TRUMP DEIXA PEQUIM COM POUCAS VITÓRIAS

PEQUIM, 15 de maio (Reuters) – O presidente dos EUA, Donald Trump, deixou a China na sexta-feira sem grandes avanços em relação ao comércio ou ajuda concreta de Pequim para encerrar a guerra com o Irã , apesar de ter passado dois dias elogiando seu anfitrião, Xi Jinping.
A visita de Trump ao principal rival estratégico e econômico dos Estados Unidos, a primeira de um presidente americano desde sua última viagem em 2017, teve como objetivo obter resultados tangíveis para impulsionar seus índices de aprovação em queda antes das eleições de meio de mandato.
A cúpula foi repleta de pompa, desde soldados marchando em passo de ganso até visitas a um jardim secreto , mas a portas fechadas, Xi Jinping fez um alerta contundente a Trump de que qualquer má gestão da principal preocupação da China, Taiwan, poderia levar a um conflito.
Durante uma reunião com jornalistas a caminho de volta aos EUA, Trump disse que Xi lhe afirmou ser contrário à independência de Taiwan.
“Eu o ouvi. Não fiz nenhum comentário… Não me comprometi com nada”, disse Trump, acrescentando que decidirá sobre a venda de armas pendente para Taiwan depois de conversar com o presidente taiwanês, Lai Ching-te.
Essas foram as primeiras declarações espontâneas após dois dias em Pequim, durante os quais Trump se manteve incomumente contido, com seus comentários improvisados ​​focados principalmente em elogiar a cordialidade e a estatura de Xi.
“Foi uma visita incrível. Acho que muita coisa boa resultou disso”, disse Trump a Xi em seu último encontro no complexo de Zhongnanhai, um antigo jardim imperial, antes do almoço de bolinhos de lagosta e frango Kung Pao.
Enquanto Trump buscava ganhos comerciais imediatos, como um acordo para vender jatos da Boeing que não impressionou os investidores, Xi Jinping defendia uma reestruturação a longo prazo e um pacto para manter laços comerciais estáveis ​​com Washington, ressaltando suas prioridades distintas.
Xi Jinping adotou o novo termo para descrever a relação como “estabilidade estratégica construtiva” – uma mudança radical em relação à definição de “competição estratégica” usada pelo ex-presidente dos EUA, Joe Biden, que Pequim desaprovou.
“Até agora, a China não havia proposto uma alternativa – agora propôs – e se os EUA concordarem, isso será um progresso”, disse Da Wei, diretor do Centro de Segurança e Estratégia Internacional da Universidade de Tsinghua, em Pequim.

Nenhuma ajuda sobre o Irã

Um breve resumo das conversas de quinta-feira, divulgado pelos EUA, destacou o que a Casa Branca chamou de desejo compartilhado pelos líderes de reabrir o Estreito de Ormuz, na costa do Irã, e o interesse de Xi nas compras de petróleo americano para reduzir a dependência do país em relação ao Oriente Médio.
Mas, pouco antes de os líderes se encontrarem para o chá na sexta-feira, o Ministério das Relações Exteriores da China divulgou uma declaração contundente expressando sua frustração com a guerra.
“Este conflito, que nunca deveria ter acontecido, não tem razão para continuar”, disse o ministério, acrescentando que a China apoia os esforços para alcançar um acordo de paz em uma guerra que interrompeu o fornecimento de energia e a economia global.
Em Zhongnanhai, Trump disse que os líderes discutiram o Irã e que tinham opiniões “muito semelhantes”, embora Xi não tenha comentado.
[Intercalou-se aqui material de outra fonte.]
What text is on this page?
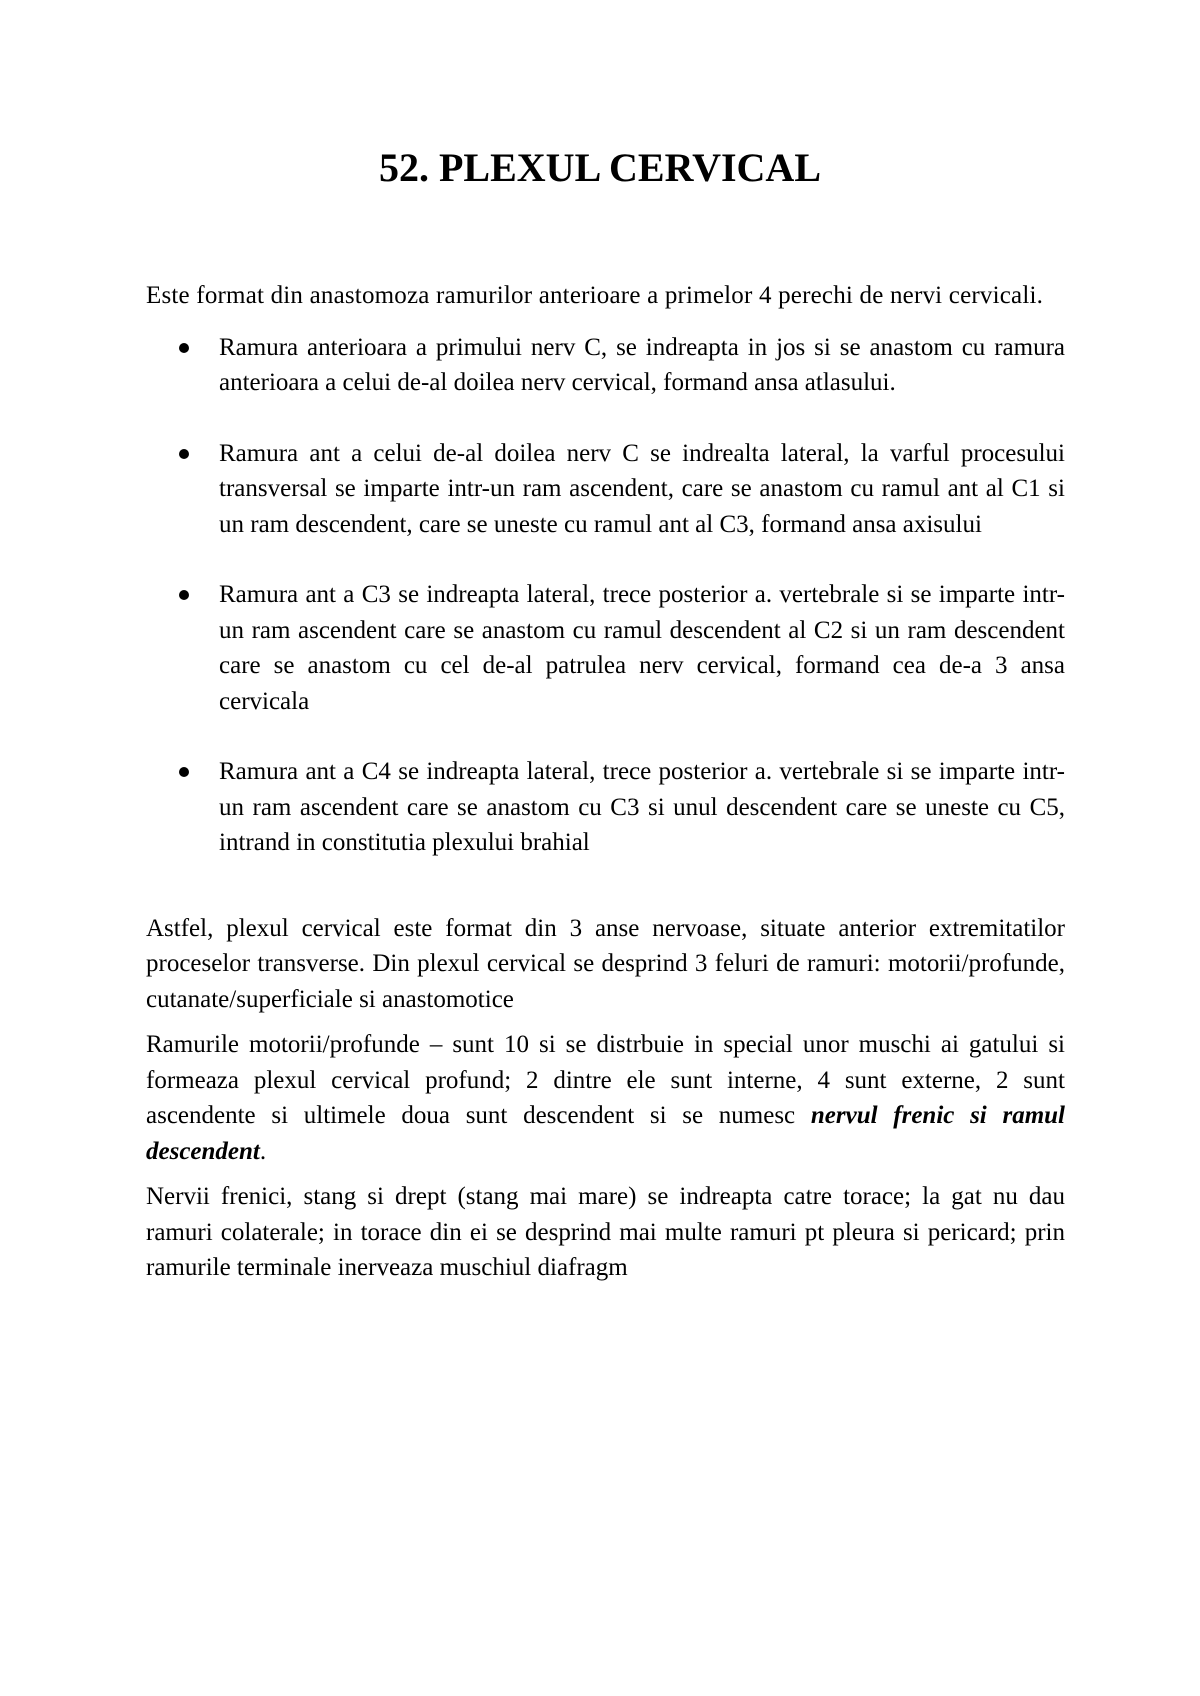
52. PLEXUL CERVICAL

Este format din anastomoza ramurilor anterioare a primelor 4 perechi de nervi cervicali.

Ramura anterioara a primului nerv C, se indreapta in jos si se anastom cu ramura anterioara a celui de-al doilea nerv cervical, formand ansa atlasului.
Ramura ant a celui de-al doilea nerv C se indrealta lateral, la varful procesului transversal se imparte intr-un ram ascendent, care se anastom cu ramul ant al C1 si un ram descendent, care se uneste cu ramul ant al C3, formand ansa axisului
Ramura ant a C3 se indreapta lateral, trece posterior a. vertebrale si se imparte intr-un ram ascendent care se anastom cu ramul descendent al C2 si un ram descendent care se anastom cu cel de-al patrulea nerv cervical, formand cea de-a 3 ansa cervicala
Ramura ant a C4 se indreapta lateral, trece posterior a. vertebrale si se imparte intr-un ram ascendent care se anastom cu C3 si unul descendent care se uneste cu C5, intrand in constitutia plexului brahial

Astfel, plexul cervical este format din 3 anse nervoase, situate anterior extremitatilor proceselor transverse. Din plexul cervical se desprind 3 feluri de ramuri: motorii/profunde, cutanate/superficiale si anastomotice

Ramurile motorii/profunde – sunt 10 si se distrbuie in special unor muschi ai gatului si formeaza plexul cervical profund; 2 dintre ele sunt interne, 4 sunt externe, 2 sunt ascendente si ultimele doua sunt descendent si se numesc nervul frenic si ramul descendent.

Nervii frenici, stang si drept (stang mai mare) se indreapta catre torace; la gat nu dau ramuri colaterale; in torace din ei se desprind mai multe ramuri pt pleura si pericard; prin ramurile terminale inerveaza muschiul diafragm
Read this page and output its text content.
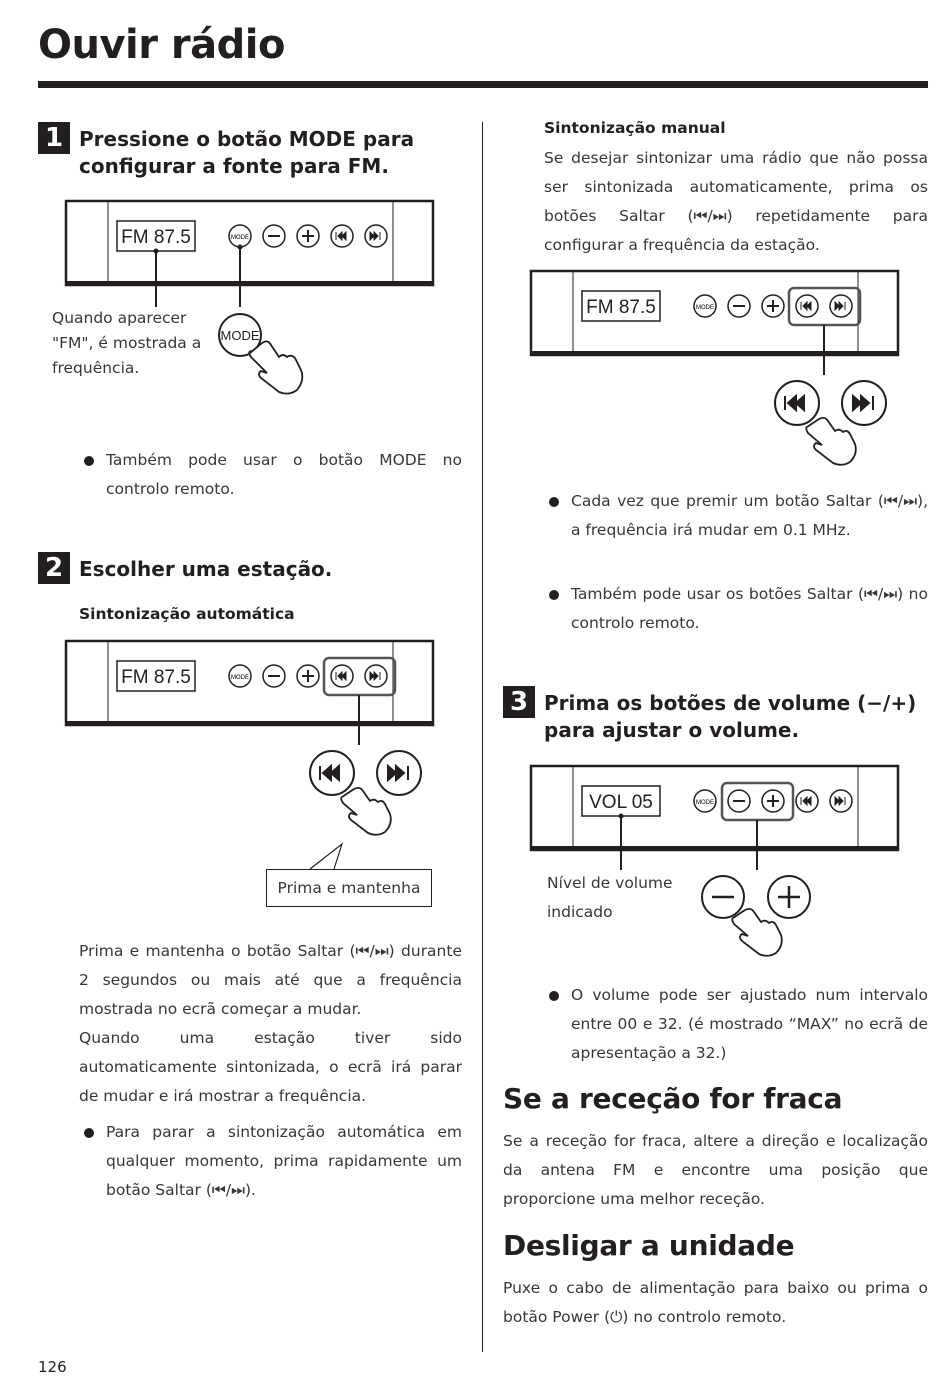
Ouvir rádio
1 Pressione o botão MODE para configurar a fonte para FM.
FM 87.5	MODE
MODE
Quando aparecer "FM", é mostrada a frequência.
Também pode usar o botão MODE no controlo remoto.
2 Escolher uma estação.
Sintonização automática
FM 87.5	MODE
Prima e mantenha
Prima e mantenha o botão Saltar (⏮/⏭) durante 2 segundos ou mais até que a frequência mostrada no ecrã começar a mudar.
Quando uma estação tiver sido automaticamente sintonizada, o ecrã irá parar de mudar e irá mostrar a frequência.
Para parar a sintonização automática em qualquer momento, prima rapidamente um botão Saltar (⏮/⏭).
Sintonização manual
Se desejar sintonizar uma rádio que não possa ser sintonizada automaticamente, prima os botões Saltar (⏮/⏭) repetidamente para configurar a frequência da estação.
FM 87.5	MODE
Cada vez que premir um botão Saltar (⏮/⏭), a frequência irá mudar em 0.1 MHz.
Também pode usar os botões Saltar (⏮/⏭) no controlo remoto.
3 Prima os botões de volume (−/+) para ajustar o volume.
VOL 05	MODE
Nível de volume indicado
O volume pode ser ajustado num intervalo entre 00 e 32. (é mostrado “MAX” no ecrã de apresentação a 32.)
Se a receção for fraca
Se a receção for fraca, altere a direção e localização da antena FM e encontre uma posição que proporcione uma melhor receção.
Desligar a unidade
Puxe o cabo de alimentação para baixo ou prima o botão Power (⏻) no controlo remoto.
126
No voo de volta para casa, Trump acrescentou que não estava “pedindo nenhum favor” em relação ao Irã.
Ainda assim, o secretário do Tesouro dos EUA, Scott Bessent, instou Pequim a usar sua influência sobre Teerã para chegar a um acordo. Mas analistas duvidam que Xi esteja disposto a pressionar Teerã ou a encerrar o apoio às suas forças armadas, dado o valor do Irã para Pequim como um contrapeso estratégico aos EUA.
“O que chama a atenção é que não há nenhum compromisso específico da China em relação ao Irã”, disse Patricia Kim, pesquisadora de política externa da Brookings Institution.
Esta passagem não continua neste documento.